What’s in your camera bag?
I shoot with the Canon 5D MkIII, which I LOVE, and also still have the Canon 5D MkII, but haven’t used it once since getting the MkIII.
Lenses: Canon 16-35L f2.8, Canon 24-70L f2.8, Canon 24-105L f2.8, Canon 50mm f1.4, Canon 85mm f1.8, Canon 135L f2. I also occasionally borrow my dad’s Canon 15mm fisheye. I should say that my dad gave me both the 24-70L and 24-105L. Kind of nice having a photographer as a dad, huh?
Oh, and there’s Smarties (candy) in my bag because that’s some seriously good bribery.

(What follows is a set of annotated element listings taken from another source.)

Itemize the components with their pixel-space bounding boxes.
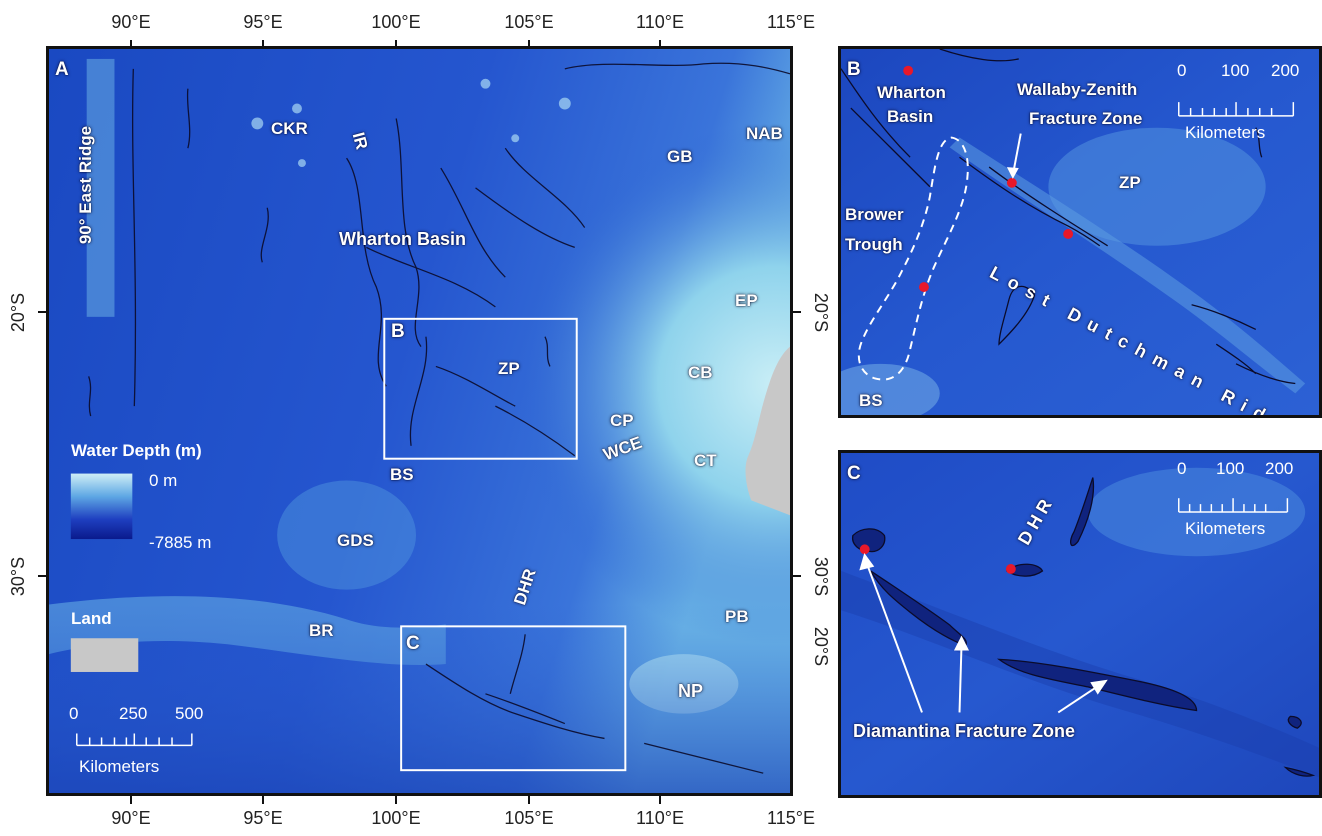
panel-a-letter: A [55,59,69,80]
label-b-brower-2: Trough [845,235,903,254]
tickmark-bot-90 [130,796,132,804]
label-b-brower-1: Brower [845,205,904,224]
tick-top-110e: 110°E [636,12,684,32]
label-b-wharton-2: Basin [887,107,934,126]
bathymetry-map-b [841,49,1319,415]
tick-right-20s-lower: 20°S [811,626,832,667]
label-br: BR [309,621,334,640]
tick-left-30s: 30°S [8,556,29,597]
label-ct: CT [694,451,717,470]
label-np: NP [678,681,704,701]
tickmark-bot-105 [528,796,530,804]
tickmark-top-105 [528,40,530,48]
bathymetry-map-c [841,453,1319,795]
scale-b-unit: Kilometers [1185,123,1266,142]
box-b-letter: B [391,321,405,342]
tickmark-bot-100 [395,796,397,804]
label-wharton-basin: Wharton Basin [339,229,467,249]
scale-c-200: 200 [1265,459,1294,478]
tick-top-90e: 90°E [111,12,151,32]
label-b-wz-1: Wallaby-Zenith [1017,80,1138,99]
label-gds: GDS [337,531,374,550]
tick-left-20s: 20°S [8,292,29,333]
tick-top-115e: 115°E [767,12,815,32]
label-ep: EP [735,291,758,310]
scale-a-unit: Kilometers [79,757,160,776]
scale-b-200: 200 [1271,61,1300,80]
tickmark-left-20 [38,311,46,313]
tick-bot-100e: 100°E [371,808,421,828]
legend-max: 0 m [149,471,178,490]
scale-b-0: 0 [1177,61,1187,80]
tickmark-bot-95 [262,796,264,804]
tick-right-30s: 30°S [811,556,832,597]
label-ckr: CKR [271,119,308,138]
scale-c-unit: Kilometers [1185,519,1266,538]
legend-title: Water Depth (m) [71,441,202,460]
label-zp: ZP [498,359,520,378]
label-gb: GB [667,147,693,166]
legend-land-label: Land [71,609,112,628]
tickmark-top-95 [262,40,264,48]
label-c-diamantina-fracture-zone: Diamantina Fracture Zone [853,721,1076,741]
tick-top-95e: 95°E [243,12,283,32]
panel-b-letter: B [847,59,861,80]
legend-min: -7885 m [149,533,212,552]
panel-c-letter: C [847,463,861,484]
label-cb: CB [688,363,713,382]
map-panel-b: B Wharton Basin Wallaby-Zenith Fracture … [838,46,1322,418]
tickmark-top-90 [130,40,132,48]
scale-c-0: 0 [1177,459,1187,478]
tick-right-20s: 20°S [811,292,832,333]
label-cp: CP [610,411,634,430]
label-nab: NAB [746,124,783,143]
bathymetry-map-a [49,49,790,793]
tick-top-100e: 100°E [371,12,421,32]
label-90-east-ridge: 90° East Ridge [76,125,95,245]
label-bs: BS [390,465,414,484]
scale-a-0: 0 [69,704,79,723]
map-panel-c: C D H R Diamantina Fracture Zone 0 100 2… [838,450,1322,798]
tickmark-right-20 [793,311,801,313]
tickmark-left-30 [38,575,46,577]
label-b-wharton-1: Wharton [877,83,946,102]
tick-top-105e: 105°E [504,12,554,32]
tick-bot-110e: 110°E [636,808,684,828]
tick-bot-95e: 95°E [243,808,283,828]
scale-a-500: 500 [175,704,204,723]
scale-c-100: 100 [1216,459,1245,478]
label-b-wz-2: Fracture Zone [1029,109,1143,128]
tick-bot-105e: 105°E [504,808,554,828]
tickmark-right-30 [793,575,801,577]
label-b-zp: ZP [1119,173,1141,192]
map-panel-a: A 90° East Ridge CKR IR Wharton Basin GB… [46,46,793,796]
label-b-bs: BS [859,391,883,410]
tick-bot-115e: 115°E [767,808,815,828]
label-pb: PB [725,607,749,626]
scale-a-250: 250 [119,704,148,723]
scale-b-100: 100 [1221,61,1250,80]
tickmark-bot-110 [659,796,661,804]
box-c-letter: C [406,633,420,654]
tickmark-top-110 [659,40,661,48]
tickmark-top-100 [395,40,397,48]
tick-bot-90e: 90°E [111,808,151,828]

What is your favorite lens and why?
That’s a tough choice. I have to decide between the 16-35L and 135L, but I think the 16-35L wins. I LOVE the look of wide angle images and love to use it to get beautiful skies in my imagery. I feel that it’s great for getting fun, whimsical pictures. When I’m shooting with that lens, I feel like I just intuitively know what I want to do with it. It’s an easy lens for me. I like being close to my subjects because it allows me to easily interact with them, which helps with getting truly real expressions. I also find that it’s a GREAT lens for underwater photography. You NEED a wide lens when shooting underwater because you need to be close to your subject. The more water that you have between you and your subject, the less visible your subject will be.
How do you protect your camera underwater?

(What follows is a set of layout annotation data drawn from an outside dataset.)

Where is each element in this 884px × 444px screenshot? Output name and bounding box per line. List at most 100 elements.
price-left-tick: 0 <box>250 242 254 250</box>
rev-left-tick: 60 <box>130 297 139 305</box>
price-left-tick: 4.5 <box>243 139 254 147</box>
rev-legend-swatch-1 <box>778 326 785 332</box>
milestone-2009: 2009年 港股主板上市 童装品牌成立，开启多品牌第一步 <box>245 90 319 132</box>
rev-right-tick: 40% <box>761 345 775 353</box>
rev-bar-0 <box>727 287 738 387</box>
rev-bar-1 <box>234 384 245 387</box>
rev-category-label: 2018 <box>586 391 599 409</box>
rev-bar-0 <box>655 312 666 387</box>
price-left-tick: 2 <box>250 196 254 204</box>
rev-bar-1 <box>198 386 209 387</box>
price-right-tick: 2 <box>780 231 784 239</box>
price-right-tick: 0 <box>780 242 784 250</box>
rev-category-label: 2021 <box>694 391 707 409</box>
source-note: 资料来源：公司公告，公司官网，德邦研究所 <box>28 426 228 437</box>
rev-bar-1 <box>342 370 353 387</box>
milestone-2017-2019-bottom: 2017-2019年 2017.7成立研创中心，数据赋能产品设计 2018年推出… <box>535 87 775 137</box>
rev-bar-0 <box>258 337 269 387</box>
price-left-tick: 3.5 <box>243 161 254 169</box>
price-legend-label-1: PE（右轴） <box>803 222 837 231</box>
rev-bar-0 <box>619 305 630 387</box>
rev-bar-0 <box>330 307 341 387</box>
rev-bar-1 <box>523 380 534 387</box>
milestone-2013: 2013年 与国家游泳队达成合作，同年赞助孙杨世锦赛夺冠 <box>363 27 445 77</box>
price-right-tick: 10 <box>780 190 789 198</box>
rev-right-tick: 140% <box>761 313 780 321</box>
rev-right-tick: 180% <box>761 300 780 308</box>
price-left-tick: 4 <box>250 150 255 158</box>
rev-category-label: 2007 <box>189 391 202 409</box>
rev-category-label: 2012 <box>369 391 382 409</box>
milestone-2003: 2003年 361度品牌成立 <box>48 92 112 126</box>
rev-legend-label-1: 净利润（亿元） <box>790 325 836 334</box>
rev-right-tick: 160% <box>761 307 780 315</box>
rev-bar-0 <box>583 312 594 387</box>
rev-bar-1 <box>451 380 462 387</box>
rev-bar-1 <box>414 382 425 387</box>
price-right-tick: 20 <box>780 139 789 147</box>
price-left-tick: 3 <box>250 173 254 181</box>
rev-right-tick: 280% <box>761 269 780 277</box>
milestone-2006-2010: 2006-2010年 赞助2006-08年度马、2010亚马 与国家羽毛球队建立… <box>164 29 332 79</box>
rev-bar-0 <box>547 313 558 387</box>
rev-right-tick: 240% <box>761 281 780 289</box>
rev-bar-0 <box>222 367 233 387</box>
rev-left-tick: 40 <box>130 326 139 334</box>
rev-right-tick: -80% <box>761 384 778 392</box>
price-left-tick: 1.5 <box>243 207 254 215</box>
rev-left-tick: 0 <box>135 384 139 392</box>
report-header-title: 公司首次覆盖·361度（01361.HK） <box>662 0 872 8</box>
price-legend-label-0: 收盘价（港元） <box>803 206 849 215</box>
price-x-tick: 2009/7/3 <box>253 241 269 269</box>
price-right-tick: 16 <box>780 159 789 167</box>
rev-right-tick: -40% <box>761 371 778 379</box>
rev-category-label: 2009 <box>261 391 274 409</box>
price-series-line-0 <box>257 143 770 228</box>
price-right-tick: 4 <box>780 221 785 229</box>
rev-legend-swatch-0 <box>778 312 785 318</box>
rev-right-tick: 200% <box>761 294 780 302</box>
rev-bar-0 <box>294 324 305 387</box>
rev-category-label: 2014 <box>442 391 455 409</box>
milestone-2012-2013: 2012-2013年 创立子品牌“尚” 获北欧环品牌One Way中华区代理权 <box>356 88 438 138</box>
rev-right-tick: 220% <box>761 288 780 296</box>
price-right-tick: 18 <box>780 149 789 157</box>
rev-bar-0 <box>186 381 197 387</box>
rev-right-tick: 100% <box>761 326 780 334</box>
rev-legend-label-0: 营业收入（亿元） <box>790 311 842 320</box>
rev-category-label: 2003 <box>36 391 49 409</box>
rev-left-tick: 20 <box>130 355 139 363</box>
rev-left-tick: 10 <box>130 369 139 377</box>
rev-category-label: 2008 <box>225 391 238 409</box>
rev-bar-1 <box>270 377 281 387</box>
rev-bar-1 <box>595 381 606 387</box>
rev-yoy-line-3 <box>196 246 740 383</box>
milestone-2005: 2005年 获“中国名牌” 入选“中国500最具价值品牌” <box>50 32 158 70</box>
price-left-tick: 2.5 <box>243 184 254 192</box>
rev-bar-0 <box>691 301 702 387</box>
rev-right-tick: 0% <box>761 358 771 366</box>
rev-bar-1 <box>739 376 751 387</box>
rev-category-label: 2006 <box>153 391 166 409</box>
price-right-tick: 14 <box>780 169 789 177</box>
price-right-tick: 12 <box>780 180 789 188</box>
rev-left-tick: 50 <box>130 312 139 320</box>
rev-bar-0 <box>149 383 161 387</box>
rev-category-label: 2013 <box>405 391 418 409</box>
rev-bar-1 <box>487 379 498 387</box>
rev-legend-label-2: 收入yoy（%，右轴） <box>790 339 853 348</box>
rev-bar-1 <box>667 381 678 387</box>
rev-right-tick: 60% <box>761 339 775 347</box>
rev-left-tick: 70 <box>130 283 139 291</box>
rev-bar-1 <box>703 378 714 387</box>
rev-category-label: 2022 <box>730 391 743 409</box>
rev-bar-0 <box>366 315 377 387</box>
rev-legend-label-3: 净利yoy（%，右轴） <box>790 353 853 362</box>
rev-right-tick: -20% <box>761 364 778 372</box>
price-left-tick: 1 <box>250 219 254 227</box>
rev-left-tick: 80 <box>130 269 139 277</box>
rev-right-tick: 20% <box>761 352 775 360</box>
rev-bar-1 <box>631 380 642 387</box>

I put my camera in a large balloon and hope for the best….
I am currently using SPL waterhousing. It’s meant for surf photographers, but it’s working for me so far! I don’t have full access to all of the controls of my camera, which I am getting used to, but I’m learning to work with what I have. Last year, I was putting my camera in a DiCAPac bag and saying a little prayer every time I put it underwater. I wanted something that I could trust more and something where the port didn’t show in every single image, so I started researching for housing this year. Earlier this year, I won a settlement after finding out that 20 of my images had been stolen and used to stage a million dollar home. I used that extra “income” to purchase my housing.
And I can’t emphasize this enough: if I didn’t have my gear insured for water damage, I would not be putting my camera underwater. No way. No how.

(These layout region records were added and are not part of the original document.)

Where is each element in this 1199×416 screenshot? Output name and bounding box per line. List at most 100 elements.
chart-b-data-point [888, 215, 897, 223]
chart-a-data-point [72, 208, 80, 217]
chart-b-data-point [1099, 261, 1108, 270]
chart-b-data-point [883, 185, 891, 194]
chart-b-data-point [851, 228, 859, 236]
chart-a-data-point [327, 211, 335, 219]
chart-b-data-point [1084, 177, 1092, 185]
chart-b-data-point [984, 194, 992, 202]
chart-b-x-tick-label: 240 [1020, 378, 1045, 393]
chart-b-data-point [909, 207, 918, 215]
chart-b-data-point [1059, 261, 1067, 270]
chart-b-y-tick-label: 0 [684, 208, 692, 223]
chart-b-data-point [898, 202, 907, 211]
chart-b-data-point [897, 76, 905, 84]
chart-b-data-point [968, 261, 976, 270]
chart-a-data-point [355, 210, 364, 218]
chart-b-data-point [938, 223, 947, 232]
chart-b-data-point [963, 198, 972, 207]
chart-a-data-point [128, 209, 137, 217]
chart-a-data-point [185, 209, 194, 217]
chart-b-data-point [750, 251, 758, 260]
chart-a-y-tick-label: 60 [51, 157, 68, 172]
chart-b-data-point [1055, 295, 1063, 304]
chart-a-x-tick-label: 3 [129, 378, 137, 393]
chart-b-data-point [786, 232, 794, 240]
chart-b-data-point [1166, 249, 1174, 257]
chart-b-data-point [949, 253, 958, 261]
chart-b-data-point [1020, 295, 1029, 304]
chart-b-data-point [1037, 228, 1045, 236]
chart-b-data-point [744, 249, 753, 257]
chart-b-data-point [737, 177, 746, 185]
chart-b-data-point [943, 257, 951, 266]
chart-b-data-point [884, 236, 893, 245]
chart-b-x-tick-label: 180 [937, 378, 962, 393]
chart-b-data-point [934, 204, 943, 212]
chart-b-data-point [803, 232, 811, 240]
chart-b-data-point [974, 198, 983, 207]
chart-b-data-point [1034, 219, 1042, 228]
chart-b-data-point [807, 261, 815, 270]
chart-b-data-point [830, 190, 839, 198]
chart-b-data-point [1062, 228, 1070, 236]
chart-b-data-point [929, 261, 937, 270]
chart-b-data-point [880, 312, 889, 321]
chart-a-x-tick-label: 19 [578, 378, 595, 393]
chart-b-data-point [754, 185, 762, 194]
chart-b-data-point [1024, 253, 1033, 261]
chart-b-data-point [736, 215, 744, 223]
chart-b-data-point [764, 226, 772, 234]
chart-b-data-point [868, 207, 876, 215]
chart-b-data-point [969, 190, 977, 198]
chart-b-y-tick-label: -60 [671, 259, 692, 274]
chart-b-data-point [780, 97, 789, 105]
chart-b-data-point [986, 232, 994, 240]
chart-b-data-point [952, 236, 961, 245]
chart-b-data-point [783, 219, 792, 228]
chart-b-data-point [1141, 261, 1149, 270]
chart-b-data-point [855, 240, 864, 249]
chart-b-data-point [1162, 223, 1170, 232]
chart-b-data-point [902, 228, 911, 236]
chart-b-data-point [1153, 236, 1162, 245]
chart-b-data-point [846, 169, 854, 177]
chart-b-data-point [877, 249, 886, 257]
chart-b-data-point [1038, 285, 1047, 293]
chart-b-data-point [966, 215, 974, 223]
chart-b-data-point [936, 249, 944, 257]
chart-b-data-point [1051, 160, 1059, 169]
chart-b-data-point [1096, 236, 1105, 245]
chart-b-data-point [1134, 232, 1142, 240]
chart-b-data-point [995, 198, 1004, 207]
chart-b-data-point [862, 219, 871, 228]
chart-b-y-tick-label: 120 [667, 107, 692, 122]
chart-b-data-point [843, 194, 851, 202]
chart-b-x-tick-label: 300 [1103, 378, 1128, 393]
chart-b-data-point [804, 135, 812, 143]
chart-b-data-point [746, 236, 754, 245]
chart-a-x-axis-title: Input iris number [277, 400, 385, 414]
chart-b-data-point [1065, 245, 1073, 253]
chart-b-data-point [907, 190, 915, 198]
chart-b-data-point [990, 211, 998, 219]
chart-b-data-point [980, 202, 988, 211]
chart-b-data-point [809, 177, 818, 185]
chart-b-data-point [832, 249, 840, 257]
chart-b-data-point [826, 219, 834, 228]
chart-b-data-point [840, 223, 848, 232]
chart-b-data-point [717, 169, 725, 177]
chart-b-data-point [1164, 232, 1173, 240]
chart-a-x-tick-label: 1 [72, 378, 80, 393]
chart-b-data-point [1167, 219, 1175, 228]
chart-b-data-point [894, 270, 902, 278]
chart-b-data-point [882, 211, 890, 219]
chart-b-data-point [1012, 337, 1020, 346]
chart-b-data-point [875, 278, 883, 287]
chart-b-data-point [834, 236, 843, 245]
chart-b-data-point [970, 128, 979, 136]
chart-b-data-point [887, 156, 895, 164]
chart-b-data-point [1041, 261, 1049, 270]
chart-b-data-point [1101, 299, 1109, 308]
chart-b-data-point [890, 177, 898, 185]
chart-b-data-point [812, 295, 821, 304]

Can you tell us what’s different about shooting underwater? How does light, focus change?
There’s a lot that is different about shooting underwater. The rules of gravity do not apply, and apparently my butt is very buoyant! I also don’t have the best lung capacity yet, so am constantly coming back up for more air. I do sometimes use a snorkel, but sometimes I’m going lower than the snorkel will allow, so it doesn’t work. To me, one of the things that’s most different about shooting underwater is the pure joy that I feel when I’m doing it. I just love going underwater and looking around. There’s a peace that takes over me, and truly, I feel so deeply happy. Light still matters when you’re underwater, and I’m finding that I prefer to shoot in the morning or late afternoon, when the sun isn’t directly overhead. Backlighting is still my favorite regardless of being on land or in the water. It adds a whole new level of awesome.
Focusing can be challenging because your camera could easily grab focus on bubbles or something. I find that stopping down to a smaller aperture helps me to keep decent focus, but this is still a work in progress for me.
Who are some of your favorite photographers?
My dad is probably my favorite photographer. His images constantly wow me. I wish he’d hurry up and get a website so I can brag about him. He is always pushing the envelope and trying different things, which I really appreciate. He’s an inspiration to me, not only as a photographer, but as a human being. I love my dad beyond words.
Describe your ideal session.
Well, since I don’t currently take clients, an ideal session would be shooting my kids and husband in the water, either in a pool or in the ocean, with beautiful light and color. We are going to Hawaii this summer, and I am hopeful that I will come home with some images that make my heart soar.